The game itself is an online persistent sandbox where there anything can happen at any time. A hostile player ship can sneak up on another player and attack at any time, in any solar system. Typically combat takes place in the vast endless plane of 'Hyperspace' the method used to travel between star systems. When the player logs off, the world still develops, civilians will still have their colonies growing, ships will still fly towards a destination while offline, and players can still be attacked if their ship is moving.

There are over 17,000 star systems in StarQuest Online, and approximately 100,000 individual planets. Star positions were taken from Hipparcos satellite data for positional accuracy . Each planet was then created using a stellar dust accretion program based on the mass of each star. There are over 150 non-player character (NPC) races, and many other alien creatures inhabiting these worlds. Players can choose from three unique races when creating their characters. Several different classes of starships are available for players to command, explore, and battle with .

Main bridge of UAS starship.

StarQuest Online went live on September 21, 2007, after more than two years of beta testing. After a free thirty-day trial period, players are required to pay a fee of $9.99 per month.

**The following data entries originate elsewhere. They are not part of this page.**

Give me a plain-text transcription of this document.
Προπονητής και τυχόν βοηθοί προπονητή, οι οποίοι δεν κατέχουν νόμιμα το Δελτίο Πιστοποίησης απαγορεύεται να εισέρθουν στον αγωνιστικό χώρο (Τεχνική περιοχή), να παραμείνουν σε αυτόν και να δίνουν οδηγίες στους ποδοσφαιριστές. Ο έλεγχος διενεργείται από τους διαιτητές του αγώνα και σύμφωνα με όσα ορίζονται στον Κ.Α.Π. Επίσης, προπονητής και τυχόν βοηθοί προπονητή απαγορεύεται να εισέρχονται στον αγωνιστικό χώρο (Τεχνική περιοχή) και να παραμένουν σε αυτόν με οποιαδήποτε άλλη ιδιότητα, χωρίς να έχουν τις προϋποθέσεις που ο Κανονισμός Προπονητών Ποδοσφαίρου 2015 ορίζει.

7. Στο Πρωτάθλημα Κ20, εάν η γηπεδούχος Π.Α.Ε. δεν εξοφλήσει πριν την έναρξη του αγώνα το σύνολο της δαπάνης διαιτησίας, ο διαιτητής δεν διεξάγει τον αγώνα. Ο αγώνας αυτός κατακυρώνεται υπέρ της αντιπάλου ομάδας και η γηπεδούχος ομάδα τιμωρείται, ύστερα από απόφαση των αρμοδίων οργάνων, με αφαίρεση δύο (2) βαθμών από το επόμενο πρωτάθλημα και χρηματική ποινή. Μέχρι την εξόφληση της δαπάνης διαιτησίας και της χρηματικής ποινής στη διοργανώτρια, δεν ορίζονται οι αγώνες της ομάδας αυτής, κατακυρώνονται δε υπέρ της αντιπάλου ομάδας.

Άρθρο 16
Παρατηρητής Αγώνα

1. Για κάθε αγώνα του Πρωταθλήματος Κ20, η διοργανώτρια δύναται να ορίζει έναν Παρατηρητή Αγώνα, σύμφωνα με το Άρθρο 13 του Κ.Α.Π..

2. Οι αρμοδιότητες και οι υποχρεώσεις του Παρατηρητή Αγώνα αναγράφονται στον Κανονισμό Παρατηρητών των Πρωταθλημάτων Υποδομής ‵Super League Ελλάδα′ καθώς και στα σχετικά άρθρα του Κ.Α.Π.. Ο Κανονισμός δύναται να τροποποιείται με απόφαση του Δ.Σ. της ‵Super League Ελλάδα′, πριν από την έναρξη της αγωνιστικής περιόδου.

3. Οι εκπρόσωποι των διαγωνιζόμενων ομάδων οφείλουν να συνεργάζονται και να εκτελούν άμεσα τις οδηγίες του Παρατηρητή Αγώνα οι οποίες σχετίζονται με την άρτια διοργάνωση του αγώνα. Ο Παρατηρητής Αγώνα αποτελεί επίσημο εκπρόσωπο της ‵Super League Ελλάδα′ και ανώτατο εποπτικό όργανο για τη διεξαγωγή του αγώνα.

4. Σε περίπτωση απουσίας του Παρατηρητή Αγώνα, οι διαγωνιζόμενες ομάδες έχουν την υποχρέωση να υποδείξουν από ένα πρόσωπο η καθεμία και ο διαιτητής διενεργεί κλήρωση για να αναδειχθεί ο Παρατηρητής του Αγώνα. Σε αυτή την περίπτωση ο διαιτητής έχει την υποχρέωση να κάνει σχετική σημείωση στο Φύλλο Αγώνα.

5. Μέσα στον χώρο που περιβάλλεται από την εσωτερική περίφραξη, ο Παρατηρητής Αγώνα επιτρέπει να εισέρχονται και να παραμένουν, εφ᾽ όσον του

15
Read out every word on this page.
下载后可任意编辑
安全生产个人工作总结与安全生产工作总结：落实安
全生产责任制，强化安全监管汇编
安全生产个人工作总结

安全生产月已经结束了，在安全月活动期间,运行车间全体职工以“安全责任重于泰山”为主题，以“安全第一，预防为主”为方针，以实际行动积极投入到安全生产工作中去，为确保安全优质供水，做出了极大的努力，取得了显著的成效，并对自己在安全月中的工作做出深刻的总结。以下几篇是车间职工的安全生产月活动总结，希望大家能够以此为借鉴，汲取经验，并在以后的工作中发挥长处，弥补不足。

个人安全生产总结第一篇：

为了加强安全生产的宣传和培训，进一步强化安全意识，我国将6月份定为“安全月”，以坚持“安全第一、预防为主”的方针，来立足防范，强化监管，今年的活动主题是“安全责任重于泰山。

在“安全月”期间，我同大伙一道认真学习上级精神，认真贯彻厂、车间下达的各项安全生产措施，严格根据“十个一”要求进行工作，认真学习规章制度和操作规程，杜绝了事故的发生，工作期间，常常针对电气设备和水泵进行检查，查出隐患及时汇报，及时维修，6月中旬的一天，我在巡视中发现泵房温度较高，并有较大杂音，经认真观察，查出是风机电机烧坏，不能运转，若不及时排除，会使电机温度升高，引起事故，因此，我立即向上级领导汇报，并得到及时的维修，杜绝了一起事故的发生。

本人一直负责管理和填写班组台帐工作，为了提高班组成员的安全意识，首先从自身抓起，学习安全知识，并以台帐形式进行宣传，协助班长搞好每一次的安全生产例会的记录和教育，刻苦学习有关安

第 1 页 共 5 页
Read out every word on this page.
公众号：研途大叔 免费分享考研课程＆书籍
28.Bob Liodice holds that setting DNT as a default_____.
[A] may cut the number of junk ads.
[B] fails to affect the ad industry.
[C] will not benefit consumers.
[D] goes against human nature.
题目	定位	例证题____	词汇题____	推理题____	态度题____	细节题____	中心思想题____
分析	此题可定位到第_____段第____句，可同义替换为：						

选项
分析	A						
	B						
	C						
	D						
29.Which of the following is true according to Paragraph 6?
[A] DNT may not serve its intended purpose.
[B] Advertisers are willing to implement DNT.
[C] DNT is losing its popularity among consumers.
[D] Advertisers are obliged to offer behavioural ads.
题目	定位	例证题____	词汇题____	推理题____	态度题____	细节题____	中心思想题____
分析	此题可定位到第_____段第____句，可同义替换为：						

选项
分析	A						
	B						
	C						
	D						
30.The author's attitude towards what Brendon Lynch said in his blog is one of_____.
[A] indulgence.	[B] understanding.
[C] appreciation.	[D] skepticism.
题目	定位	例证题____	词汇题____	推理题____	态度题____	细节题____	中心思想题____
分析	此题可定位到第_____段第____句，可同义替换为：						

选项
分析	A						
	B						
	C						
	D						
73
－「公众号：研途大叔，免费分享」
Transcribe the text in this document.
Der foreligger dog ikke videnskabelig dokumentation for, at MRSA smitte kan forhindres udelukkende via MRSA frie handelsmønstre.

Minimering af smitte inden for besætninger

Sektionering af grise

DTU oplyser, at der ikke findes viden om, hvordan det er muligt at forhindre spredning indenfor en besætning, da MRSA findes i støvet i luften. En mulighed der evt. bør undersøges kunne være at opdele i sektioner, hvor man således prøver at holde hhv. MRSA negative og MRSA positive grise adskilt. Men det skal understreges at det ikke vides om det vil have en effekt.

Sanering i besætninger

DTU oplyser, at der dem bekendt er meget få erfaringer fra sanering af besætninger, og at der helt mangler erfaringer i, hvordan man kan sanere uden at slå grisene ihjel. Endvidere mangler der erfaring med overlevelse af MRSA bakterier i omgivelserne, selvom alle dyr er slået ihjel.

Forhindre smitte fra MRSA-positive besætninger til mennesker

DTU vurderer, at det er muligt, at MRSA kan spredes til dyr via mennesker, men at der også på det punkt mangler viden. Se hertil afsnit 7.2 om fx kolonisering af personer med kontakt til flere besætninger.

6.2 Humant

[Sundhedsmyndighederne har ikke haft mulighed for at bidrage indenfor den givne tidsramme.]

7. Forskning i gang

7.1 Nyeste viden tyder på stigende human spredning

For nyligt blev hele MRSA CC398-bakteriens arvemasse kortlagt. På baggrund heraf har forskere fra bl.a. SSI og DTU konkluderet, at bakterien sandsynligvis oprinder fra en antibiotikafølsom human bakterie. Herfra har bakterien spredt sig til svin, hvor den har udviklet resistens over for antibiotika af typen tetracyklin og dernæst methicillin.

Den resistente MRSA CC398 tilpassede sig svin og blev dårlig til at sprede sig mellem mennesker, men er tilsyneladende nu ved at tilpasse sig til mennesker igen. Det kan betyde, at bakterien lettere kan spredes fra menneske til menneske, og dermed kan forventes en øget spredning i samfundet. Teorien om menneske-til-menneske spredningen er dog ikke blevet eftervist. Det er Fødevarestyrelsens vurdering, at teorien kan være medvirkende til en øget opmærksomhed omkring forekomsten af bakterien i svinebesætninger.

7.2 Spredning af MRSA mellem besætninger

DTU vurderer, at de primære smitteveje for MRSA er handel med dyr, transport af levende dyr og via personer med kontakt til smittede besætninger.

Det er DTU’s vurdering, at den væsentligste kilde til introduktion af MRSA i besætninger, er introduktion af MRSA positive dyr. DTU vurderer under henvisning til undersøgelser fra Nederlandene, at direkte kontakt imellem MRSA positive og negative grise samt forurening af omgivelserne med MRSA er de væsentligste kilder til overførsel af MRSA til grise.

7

==Gameplay and game dynamics==
Players were able to do things like command ships, and set up colonies. There are no pre-programmed game environments, and no instance dungeons. Therefore, actions, victories, or colonies set up by players will remain, and affect game outcomes.

StarQuest Online was one of the only space-based MMORPG where individual players can work together as crewmen on the same vessel, operating different control stations on the bridge.

Administrators provide some scripted missions. However, players are fully able to create their own organizations, colonies and other structures within the game. The main organization within the games is the United Systems Alliance, which is the "official" player organization. Players may choose to create characters which are independent of the Alliance, but several alien empires are fully controlled by non-player characters.

Starships require several players to function. Almost all starships have a real-world schedule to function, and cannot be used at all without at least one of the players present who serves as a senior officer in the game. Exception to this rule is civilian owned shipping which may by its nature vary a great degree.

==Reception==
PC Gamer editors James Davenport and Wes Fenlon described StarQuest Online in retrospect as an "unconventional, and ugly, sci-fi MMO that let players fly starships together. It was Star Citizen before Star Citizen, minus the millions of dollars."

The German gaming magazine MeinMMO remarked that StarQuest Online had a decent 7-year run despite its "very weak graphics". In a survey asking which of 17 dead MMORPGs readers would like to see return, StarQuest Online came out last.